I’ve committed again and again to the same goals. L is behind me for each one, cheering me on, but I have to imagine she knows as well as I do that it’s not going to stick. When has it ever?
In an ideal life, I would be following simple routines daily that included exercise, meditation, reading, and focusing on wealth management and nutrition. I’d have time for the things I enjoy. I’d be reading your blogs and writing verbose responses that I felt proud of. There wouldn’t be late night cheese binges or large sums of money thrown away on Amazon purchases. I wouldn’t fret over the fact that I didn’t think of the exact perfect right thing to say. I’d be in control and I’d feel in control. I’d feel like a true adult instead of an awkward kid parading around in an adult body.
L is big on taking minute changes and adding them up to a better lifestyle.
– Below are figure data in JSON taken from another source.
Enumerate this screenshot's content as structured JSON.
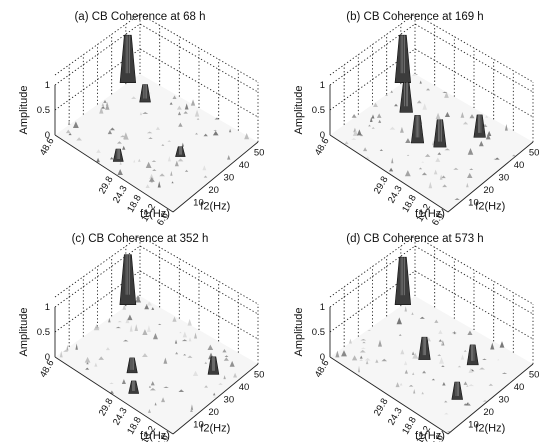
{
  "chart_data": [
    {
      "type": "surface",
      "title": "(a) CB Coherence at 68 h",
      "zlabel": "Amplitude",
      "x_axis": {
        "label": "f1(Hz)",
        "ticks": [
          "48.6",
          "29.8",
          "24.3",
          "18.8",
          "13.2",
          "6.6"
        ]
      },
      "y_axis": {
        "label": "f2(Hz)",
        "ticks": [
          "10",
          "20",
          "30",
          "40",
          "50"
        ]
      },
      "z_axis": {
        "ticks": [
          "0",
          "0.5",
          "1"
        ],
        "zlim": [
          0,
          1
        ]
      },
      "peaks": [
        {
          "f1": 48.6,
          "f2": 48,
          "amplitude": 0.95
        },
        {
          "f1": 40,
          "f2": 44,
          "amplitude": 0.35
        },
        {
          "f1": 29.8,
          "f2": 12,
          "amplitude": 0.25
        },
        {
          "f1": 18.8,
          "f2": 30,
          "amplitude": 0.2
        }
      ]
    },
    {
      "type": "surface",
      "title": "(b) CB Coherence at 169 h",
      "zlabel": "Amplitude",
      "x_axis": {
        "label": "f1(Hz)",
        "ticks": [
          "48.6",
          "29.8",
          "24.3",
          "18.8",
          "13.2",
          "6.6"
        ]
      },
      "y_axis": {
        "label": "f2(Hz)",
        "ticks": [
          "10",
          "20",
          "30",
          "40",
          "50"
        ]
      },
      "z_axis": {
        "ticks": [
          "0",
          "0.5",
          "1"
        ],
        "zlim": [
          0,
          1
        ]
      },
      "peaks": [
        {
          "f1": 48.6,
          "f2": 48,
          "amplitude": 0.95
        },
        {
          "f1": 29.8,
          "f2": 26,
          "amplitude": 0.55
        },
        {
          "f1": 24.3,
          "f2": 30,
          "amplitude": 0.55
        },
        {
          "f1": 40,
          "f2": 36,
          "amplitude": 0.6
        },
        {
          "f1": 18.8,
          "f2": 44,
          "amplitude": 0.45
        }
      ]
    },
    {
      "type": "surface",
      "title": "(c) CB Coherence at 352 h",
      "zlabel": "Amplitude",
      "x_axis": {
        "label": "f1(Hz)",
        "ticks": [
          "48.6",
          "29.8",
          "24.3",
          "18.8",
          "13.2",
          "6.6"
        ]
      },
      "y_axis": {
        "label": "f2(Hz)",
        "ticks": [
          "10",
          "20",
          "30",
          "40",
          "50"
        ]
      },
      "z_axis": {
        "ticks": [
          "0",
          "0.5",
          "1"
        ],
        "zlim": [
          0,
          1
        ]
      },
      "peaks": [
        {
          "f1": 48.6,
          "f2": 48,
          "amplitude": 1.0
        },
        {
          "f1": 29.8,
          "f2": 20,
          "amplitude": 0.3
        },
        {
          "f1": 13.2,
          "f2": 40,
          "amplitude": 0.35
        },
        {
          "f1": 24.3,
          "f2": 12,
          "amplitude": 0.25
        }
      ]
    },
    {
      "type": "surface",
      "title": "(d) CB Coherence at 573 h",
      "zlabel": "Amplitude",
      "x_axis": {
        "label": "f1(Hz)",
        "ticks": [
          "48.6",
          "29.8",
          "24.3",
          "18.8",
          "13.2",
          "6.6"
        ]
      },
      "y_axis": {
        "label": "f2(Hz)",
        "ticks": [
          "10",
          "20",
          "30",
          "40",
          "50"
        ]
      },
      "z_axis": {
        "ticks": [
          "0",
          "0.5",
          "1"
        ],
        "zlim": [
          0,
          1
        ]
      },
      "peaks": [
        {
          "f1": 48.6,
          "f2": 48,
          "amplitude": 0.95
        },
        {
          "f1": 29.8,
          "f2": 30,
          "amplitude": 0.45
        },
        {
          "f1": 18.8,
          "f2": 40,
          "amplitude": 0.4
        },
        {
          "f1": 13.2,
          "f2": 22,
          "amplitude": 0.35
        }
      ]
    }
  ]
}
She wants me to start slow. I’m not very good at slow. I seek immediate gratification and I struggle with not seeing the results in real time. Getting started is hard, but I need to get over that. At this point, it may be Day 1 of this brand new plan, but it’s Day whatever of my overall journey towards my goals. I’ve already started, I’ve just not been making much growth.
I was working with Noom for awhile until I completely gave up on that. Dr. N thinks that I probably lost interest because I already know most of what they are trying to teach me. So I’ve downloaded Weight Watchers at her suggestion and I’m giving that a try. I’ve re-subscribed to my BeachBody account for six months. And I’m working in the Fabulous app to develop solid routines that don’t ask too much of me, but keep me moving forward.
Exercise, nutrition, therapy, and routine in addition to watching my spending. That’s a lot. Something’s got to give. Well, lots of things have to give, and I think this blog might be one of them, at least for now.
It’s not the only thing that I’m tapping out on. I’ve been away from the Calm app and meditation for a couple months and I don’t feel the need to go back to that yet. I have 17 or so different books waiting to be read and I’m not going to force myself into that. If I feel like writing, or meditating, or reading, so be it. I’ll grant myself the time. But I’m not going to beat myself up anymore for not doing all the things all the time.
As L says, I am human and I am allowed to be human.
I don’t forsee this changing very much. It’s not like I’ve been present much anyway in the last year or so. My absence isn’t a shock. But instead of wondering, if you have, whether I’m okay and what is going on, you’ll know now where the hell I’ve disappeared to. I’m off living life, begrudgingly at times and with cautious optimism at others. I’m focusing on me and aiming towards reaching the goals that I’ve been putting on the backburner.
I may still read and like posts here and there, leave a brief comment to let you know I’m thinking of you, but it’s not going to be something I prioritize, especially as reading about the trials of therapy and managing the delicate attachment to therapists is extremely triggering these days and usually ends with me texting L to reaffirm our relationship. I used to push through that pain, but now I think I’m only hurting myself and maybe there’s some use to stepping away.
So maybe a post will randomly pop up. Maybe. I still think that since this blog was one of the tools I used in my therapy with J, who used to read or be read my posts all the time, being here reminds me too much of her. Sometimes that’s connecting, but usually it’s anguishing. L and I have diverged from the blog, built our own relationship and given it an identity that often lives through our texts, not my writing.
I remain grateful for all of you and wish you the best on your own journeys. Please continue the hard work, I’m thinking of each of you.